Hm, much of the Stainless Steel Rat series is both dystopic and funny if you like that sort of humor, as is theRetief series [the earlier books in both series], another Harry Harrison, Bill the Galactic Hero. Hm, again Harry Harrison - Deathworld trilogy.
Not sure if you consider intergalactic spy sabotage funny, but Wasp really has its moments if you realize the author was responsible for WW2 dirty tricks as well.
I thought about mentioning the Deathworld series, but IIRC the dystopian part was on one planet in a much larger “federation” of worlds, most of which were doing fine. IMO, the movie Avatar stole most of its plot from this series.
Likewise, I don’t think either the Retief or Stainless Steel Rat series are paarticularly dystopian. Particularly Retief, who is basically the one smart and effective operative in what amounts to a galactic State Department. Eh, maybe you’re right about the Rat, it’s been so long since I read it.

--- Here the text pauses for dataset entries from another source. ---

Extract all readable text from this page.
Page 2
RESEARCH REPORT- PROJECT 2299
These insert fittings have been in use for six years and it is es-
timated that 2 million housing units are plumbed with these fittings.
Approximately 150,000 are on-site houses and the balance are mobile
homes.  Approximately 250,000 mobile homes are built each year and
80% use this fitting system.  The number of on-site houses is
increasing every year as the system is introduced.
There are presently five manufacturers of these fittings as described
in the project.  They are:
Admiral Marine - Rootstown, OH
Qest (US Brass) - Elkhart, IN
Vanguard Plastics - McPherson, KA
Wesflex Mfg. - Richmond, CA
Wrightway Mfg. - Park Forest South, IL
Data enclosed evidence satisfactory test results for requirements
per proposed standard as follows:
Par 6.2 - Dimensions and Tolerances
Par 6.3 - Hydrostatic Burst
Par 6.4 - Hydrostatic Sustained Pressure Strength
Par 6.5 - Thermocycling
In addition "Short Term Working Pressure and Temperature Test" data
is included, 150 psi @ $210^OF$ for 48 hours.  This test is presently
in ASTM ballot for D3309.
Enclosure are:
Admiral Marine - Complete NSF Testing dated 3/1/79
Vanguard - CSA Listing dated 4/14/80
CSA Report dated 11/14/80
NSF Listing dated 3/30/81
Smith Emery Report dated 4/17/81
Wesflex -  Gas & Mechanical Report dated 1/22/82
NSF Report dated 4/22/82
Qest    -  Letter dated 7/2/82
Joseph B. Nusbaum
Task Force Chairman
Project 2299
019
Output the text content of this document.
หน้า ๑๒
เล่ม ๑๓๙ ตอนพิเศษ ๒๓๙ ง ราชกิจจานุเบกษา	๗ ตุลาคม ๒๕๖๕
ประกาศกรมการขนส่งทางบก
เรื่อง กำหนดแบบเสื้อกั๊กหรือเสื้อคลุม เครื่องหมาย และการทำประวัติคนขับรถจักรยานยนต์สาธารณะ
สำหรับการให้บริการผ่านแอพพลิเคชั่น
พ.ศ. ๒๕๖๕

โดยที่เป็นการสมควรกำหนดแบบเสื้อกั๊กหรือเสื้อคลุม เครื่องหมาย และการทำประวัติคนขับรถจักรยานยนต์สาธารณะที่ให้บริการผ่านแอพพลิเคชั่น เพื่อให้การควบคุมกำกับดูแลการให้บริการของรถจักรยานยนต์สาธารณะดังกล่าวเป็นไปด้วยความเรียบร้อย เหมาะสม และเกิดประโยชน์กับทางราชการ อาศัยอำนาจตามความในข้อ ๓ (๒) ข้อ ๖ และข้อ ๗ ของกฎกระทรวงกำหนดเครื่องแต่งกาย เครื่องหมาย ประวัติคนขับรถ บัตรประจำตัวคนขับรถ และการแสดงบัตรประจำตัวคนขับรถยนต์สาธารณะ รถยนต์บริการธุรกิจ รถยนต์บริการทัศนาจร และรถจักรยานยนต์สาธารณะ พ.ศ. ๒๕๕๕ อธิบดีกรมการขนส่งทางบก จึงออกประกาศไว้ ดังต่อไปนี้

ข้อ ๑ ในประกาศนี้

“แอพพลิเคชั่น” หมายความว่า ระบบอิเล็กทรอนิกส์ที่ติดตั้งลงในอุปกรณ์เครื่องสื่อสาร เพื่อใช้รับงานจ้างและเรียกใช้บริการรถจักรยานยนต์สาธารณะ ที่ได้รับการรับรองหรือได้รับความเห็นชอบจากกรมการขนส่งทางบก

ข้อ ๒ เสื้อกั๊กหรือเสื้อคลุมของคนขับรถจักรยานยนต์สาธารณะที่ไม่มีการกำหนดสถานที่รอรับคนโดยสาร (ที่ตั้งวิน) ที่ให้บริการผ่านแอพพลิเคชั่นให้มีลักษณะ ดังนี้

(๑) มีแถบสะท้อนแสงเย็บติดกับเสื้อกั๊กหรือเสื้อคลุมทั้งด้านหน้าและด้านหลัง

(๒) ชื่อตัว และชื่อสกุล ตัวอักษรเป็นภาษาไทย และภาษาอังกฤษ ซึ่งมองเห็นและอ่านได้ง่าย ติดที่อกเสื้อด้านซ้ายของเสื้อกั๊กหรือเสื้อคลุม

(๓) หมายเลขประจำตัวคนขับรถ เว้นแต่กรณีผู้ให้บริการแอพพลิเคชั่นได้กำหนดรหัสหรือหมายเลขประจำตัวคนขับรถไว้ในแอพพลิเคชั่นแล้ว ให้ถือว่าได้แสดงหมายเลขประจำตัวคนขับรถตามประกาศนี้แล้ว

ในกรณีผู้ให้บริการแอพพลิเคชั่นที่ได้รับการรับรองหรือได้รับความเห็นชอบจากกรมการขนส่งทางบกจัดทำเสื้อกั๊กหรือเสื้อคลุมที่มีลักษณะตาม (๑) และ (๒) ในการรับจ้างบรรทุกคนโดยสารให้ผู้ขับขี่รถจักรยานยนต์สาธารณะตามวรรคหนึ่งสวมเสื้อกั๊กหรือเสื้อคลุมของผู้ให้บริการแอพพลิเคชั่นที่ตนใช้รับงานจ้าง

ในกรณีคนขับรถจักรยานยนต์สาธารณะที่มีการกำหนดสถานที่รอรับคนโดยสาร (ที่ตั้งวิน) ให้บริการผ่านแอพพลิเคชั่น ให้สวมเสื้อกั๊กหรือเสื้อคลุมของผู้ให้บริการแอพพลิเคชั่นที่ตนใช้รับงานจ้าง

But excellent choice Bill the Galactic Hero. A great dystopia, very black as midnight humor.
Which reminds me of the movie Hospital. If you can consider one small hospital in a big city a dystopia, then this would be a good choice.
Don’t know if it was really that funny, but who can forget Woops! on Fox?
According to IMDB, the tagline was, “At Fox, we believe there are some things you just can’t joke about. Fortunately, the end of the world is not one of them.” Talk about a laugh riot.
Which reminds me of A Blast From the Past – a movie where a family shuts itself into an underground bunker for decades because they think there’s been an apocalypse. Eventually some crisis leads them to unseal and send out their son (I can’t remember why), and humor ensues.
Paranoia is, at least, great fun to read, and is definitely dystopian.
I wonder how many people, like me, would only read the rulebooks and modules, and had no interest in playing the game?
Not dystopic (but then again lots of the above suggestions aren’t either – the Zombie Apocalypse is no Dystopia) but relevant is the 1980 anthology Robert Sheckley edited, After the Fall. It’s a collection of “upbeat end-of-the-world stories”, which is the kind of thing you’d expect from Sheckley.
As I’ve mentioned many times before on this Board, my favorite is Philip Jose Farmer’s entry, The Making of Revelation, Part 1, wherein God appoints Cecil B/. DeMille to produce and direct Armageddon, using all the Dead as his staff (rather like his Riverworld stories). DeMille gets Harlan Ellison to write the script, because Ellison is the only one who isn’t afraid to argue with God. Eventually even God gets pissed off at him, and he’s replaced by “a hack from Peoria”
There’s also The Bed-Sitting Room, which, despite a great cast and a first-class director of comedies, is not actually as funny as the description would indicate.
“Serve the Computer! The Computer is your friend!”
“Stay alert! Trust no-one! Keep your laser handy!”
“Excuse me, citizen… is there a tank-bot on our requisition form?”
Paranoia was great fun.
Getting back to the OP, I would nominate Will Self’s The Book of Dave. Part of the book takes place in the present, and tells the story of a mentally-unhinged cab driver named Dave who’s dealing with a rough divorce.
Flash forward 500 years to a post-apocalyptic England that has been largely flooded, where society centers around a religion based on a found transcript of Dave’s psychotic ravings.
A valid point, so- category broadened to include apocalyptic, zombie or otherwise, in addition to dystopic; basically “Funny but with really bad things having happened”.
I love Good Omens but I’m not sure I’d count it as the apocalypse never actually happens (at least not the worst parts). Ditto Supernatural.